The field under the fruit trees is covered with the corpses of dead schoolchildren. This sounds good and can be thought to link in nicely with the event that caused Robbie's trauma in the first place: Briony's dobbing him in to the police after the rape that followed the disappearance of the two little boys (Jackson and Pierrot Quincey).
But it doesn't work and just comes across as a pat canard launched at the German army, as if the exhortation not to forget were more important than the rhythm of McEwan's wonderful story. It should not be, as this horrid betrayal of the writer's artistic achievement shows. The heavy tear that swarms down Robbie's cheek on his discovery puts a dampener on the rest of the movie.
The real outstander for me was Benedict Camberbatch (who plays the dastardly Paul Marshall, the chocolate manufacturer), who appeared most recently in the wonderful Amazing Grace (where he memorably played William Pitt the Younger). His lascivious restraint is riveting; you can almost feel him undress the fey (but slightly vulgar) Lola Quincey (Juno Temple).
Romola Garai (who was also good in Amazing Grace and splendid in Angel) plays (very well) Briony at 18 years. She is in a hospital. But the scene where she comforts the dying Frenchman is nowhere near as good here, as it was in the book. There, you feel tremendous fear and revulsion as the man's bandage is wound off his shattered skull. Here, it looks like a side-show curiosity.

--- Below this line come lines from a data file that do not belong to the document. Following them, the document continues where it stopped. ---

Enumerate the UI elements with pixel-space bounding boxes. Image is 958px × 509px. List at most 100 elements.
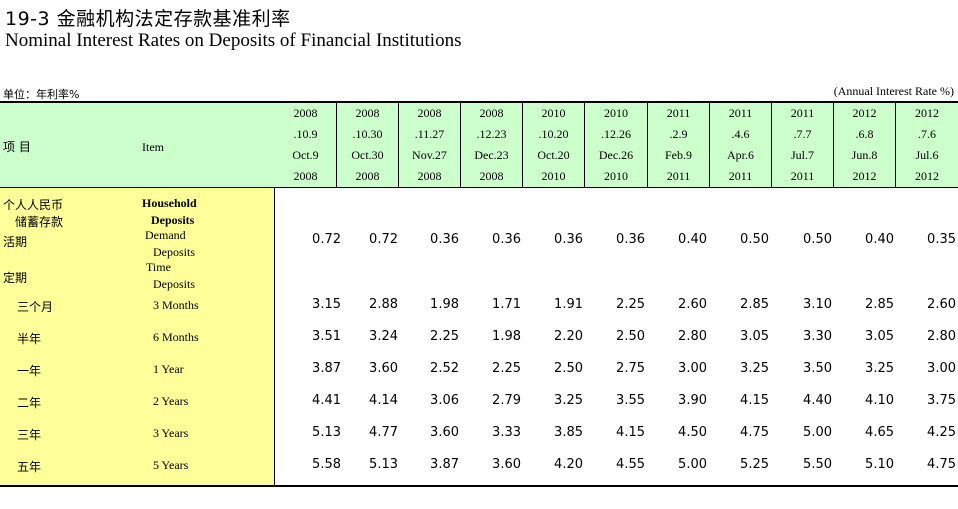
table-cell: 0.36 [492,232,521,247]
header-date-line: .7.7 [793,127,812,141]
table-cell: 4.20 [554,457,583,472]
header-date-line: .2.9 [669,127,688,141]
header-date-line: .11.27 [414,127,445,141]
table-cell: 3.06 [430,393,459,408]
row-label-cn: 活期 [3,235,28,249]
header-date-line: 2011 [728,106,753,120]
table-cell: 4.15 [616,425,645,440]
table-cell: 4.15 [740,393,769,408]
header-date-line: .10.20 [538,127,569,141]
header-date-line: 2012 [852,169,877,183]
header-item-cn: 项 目 [3,140,31,154]
row-label-en: 6 Months [153,330,199,344]
table-cell: 2.88 [369,297,398,312]
label-deposits-en: Deposits [151,213,195,227]
header-date-line: 2008 [293,106,318,120]
header-date-line: .4.6 [731,127,750,141]
table-cell: 3.60 [492,457,521,472]
row-label-cn: 五年 [17,460,42,474]
header-date-line: .10.30 [352,127,383,141]
table-cell: 0.50 [740,232,769,247]
header-date-line: 2010 [541,169,566,183]
header-date-line: 2011 [666,106,691,120]
label-household-en: Household [142,196,197,210]
table-cell: 2.25 [492,361,521,376]
table-cell: 3.00 [678,361,707,376]
table-cell: 3.50 [803,361,832,376]
page-title-en: Nominal Interest Rates on Deposits of Fi… [5,30,462,51]
table-cell: 2.60 [678,297,707,312]
header-date-line: 2008 [417,106,442,120]
table-cell: 5.00 [803,425,832,440]
header-date-line: 2012 [915,169,939,183]
table-cell: 2.20 [554,329,583,344]
table-cell: 5.10 [865,457,894,472]
header-date-line: Oct.30 [351,148,384,162]
table-cell: 0.36 [430,232,459,247]
header-date-column: 2008 .12.23 Dec.23 2008 [461,103,523,187]
header-date-line: 2011 [790,169,815,183]
table-cell: 3.24 [369,329,398,344]
table-cell: 3.75 [927,393,956,408]
header-date-column: 2011 .4.6 Apr.6 2011 [710,103,772,187]
row-label-en: 3 Months [153,298,199,312]
header-date-line: 2010 [541,106,566,120]
header-date-columns: 2008 .10.9 Oct.9 2008 2008 .10.30 Oct.30 2008 20… [275,103,958,188]
row-label-cn: 一年 [17,364,42,378]
row-label-en: 2 Years [153,394,189,408]
table-cell: 3.51 [312,329,341,344]
header-date-line: .7.6 [918,127,936,141]
table-cell: 3.25 [865,361,894,376]
header-date-line: 2008 [355,169,380,183]
table-cell: 3.00 [927,361,956,376]
table-cell: 2.50 [616,329,645,344]
row-label-en: 5 Years [153,458,189,472]
table-cell: 0.36 [616,232,645,247]
header-date-line: Nov.27 [412,148,447,162]
header-date-line: Jul.6 [915,148,939,162]
header-date-line: Apr.6 [727,148,754,162]
table-cell: 2.60 [927,297,956,312]
row-label-cn: 二年 [17,396,42,410]
table-cell: 4.50 [678,425,707,440]
table-cell: 2.25 [616,297,645,312]
header-date-line: .10.9 [293,127,318,141]
unit-label-cn: 单位：年利率% [3,88,80,101]
header-date-line: 2008 [293,169,318,183]
header-date-line: Oct.9 [292,148,319,162]
table-cell: 4.77 [369,425,398,440]
label-time-cn: 定期 [3,271,28,285]
header-date-line: Oct.20 [537,148,570,162]
table-cell: 0.40 [678,232,707,247]
row-label-cn: 半年 [17,332,42,346]
header-date-line: Feb.9 [665,148,692,162]
table-cell: 2.85 [865,297,894,312]
table-cell: 5.13 [312,425,341,440]
table-cell: 4.14 [369,393,398,408]
table-cell: 3.10 [803,297,832,312]
unit-label-en: (Annual Interest Rate %) [833,84,954,98]
label-savings-cn: 储蓄存款 [15,215,64,229]
table-cell: 0.36 [554,232,583,247]
header-date-line: 2012 [915,106,939,120]
header-date-column: 2011 .2.9 Feb.9 2011 [648,103,710,187]
table-cell: 5.00 [678,457,707,472]
header-date-line: Jun.8 [851,148,878,162]
header-date-column: 2012 .6.8 Jun.8 2012 [834,103,896,187]
table-cell: 2.80 [678,329,707,344]
table-cell: 3.33 [492,425,521,440]
table-cell: 5.25 [740,457,769,472]
table-cell: 3.15 [312,297,341,312]
row-label-cn: 三个月 [17,300,54,314]
table-cell: 3.87 [312,361,341,376]
table-cell: 4.41 [312,393,341,408]
table-cell: 3.30 [803,329,832,344]
header-date-line: 2012 [852,106,877,120]
table-cell: 3.60 [369,361,398,376]
table-cell: 0.35 [927,232,956,247]
header-date-line: .6.8 [855,127,874,141]
table-cell: 3.25 [740,361,769,376]
table-cell: 4.65 [865,425,894,440]
table-cell: 0.72 [312,232,341,247]
table-cell: 4.25 [927,425,956,440]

The contents of Robbie's lustful letter, too, are handled here differently. They are far more visible. This caused guffaws in the theatre (Bondi Junction Greater Union).
This theatre is in the splendid Westfield complex, newly rebuilt. As a boy, I went often to shop and socialise at the Junction. This new structure, however, reminds me more than anything of the opulent shopping centres found in swish Tokyo suburbs. I think there is nothing like it anywhere else in Australia.
Tickets can be purchased at the sort of video terminals found near airport check-in counters. But if you use a machine to buy tickets, they cost more; ours were $16 each.
Joe Wright also worked with Keira Knightley (who plays Cecilia Tallis, Briony's elder sister) on the very good Pride and Prjudice, In fact, she is more suited to this role, in a film set in Britain in 1935. As a slender beauty of the Regency period (1811 - 1820), she seems a bit glabrous.
Atonement can be considered a revenge fantasy. But it's not the revenge of Cecilia and Robbie that's important. These two hot bods reminded me of nothing else more than Van and Ada in Nabokov's 1969 blockbuster (actually his highest achievement, the kind of novel only a successful writer at the very top of his game can bring off), Ada or Ardor: A Family Chronicle.
In that book, the underdog sister (Lucette) commits suicide by jumping off a cruise ship's deck into the ocean because Van ignores her, and spurns her love. Here, it is the underdog sister who prevails (Vanessa Redgrave plays the older Briony, shown being interviewed for a TV show following the publication of her 22nd novel).
Art triumphs over physical passion. McEwan celebrates Nabokov's vision 32 years after the fact. It is fitting that Juno Temple has red hair. Lucette had it too.